Baca juga: Krisis kemanusiaan jadi fokus utama saat KTT G20 Afghanistan

Baca juga: Penjabat menlu Afghanistan inginkan hubungan yang baik dengan dunia


Selain itu, Amanah juga berpandangan bahwa kekuasaan Taliban dapat menjadi inspirasi jihad, termasuk pada kaum perempuan yang ditinggal oleh suaminya setelah penangkapan oleh aparat penegak hukum.

"Justru dengan penangkapan-penangkapan suami mereka, Taliban dapat membangkitkan kembali rasa inspirasi jihad (pada perempuan, red.)," ucap dia.

Kekuasaan Taliban juga menciptakan dinamika yang memungkinkan bangkitnya pelaku teror baru dengan model gerakan yang belum pernah ada.

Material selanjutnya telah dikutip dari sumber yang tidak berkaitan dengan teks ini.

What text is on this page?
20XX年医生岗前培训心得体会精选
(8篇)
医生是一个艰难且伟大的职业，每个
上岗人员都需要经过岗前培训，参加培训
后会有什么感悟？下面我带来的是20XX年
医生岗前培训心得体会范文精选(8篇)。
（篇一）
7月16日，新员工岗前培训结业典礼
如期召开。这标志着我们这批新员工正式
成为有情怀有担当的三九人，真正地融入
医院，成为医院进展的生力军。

Oleh karena itu, untuk merespon kekuasaan Taliban yang menjadi inspirasi Jamaah Islamiyah, Amanah memandang Indonesia perlu menyikapi fenomena ini dengan hard approach, yaitu dari sisi penegakan hukum, seperti penangkapan, pengamanan, dan pengendalian.

"Namun, di sisi lain, (negara, red.) perlu menggunakan soft approach. Di sinilah peran BNPT, Kementerian Agama, dan berbagai kementerian lainnya," ujar Amanah.

Indonesia, menurut Amanah, perlu melakukan pembangunan manusia, penyetaraan ekonomi, peningkatan kualitas pendidikan (terutama di wilayah-wilayah terpencil), melakukan pendekatan gender, dan yang paling penting adalah pendekatan budaya dan agama.

"Kita tidak bisa melakukan analisis kebijakan berbasis hukum tanpa mengedepankan lima aspek ini," katanya.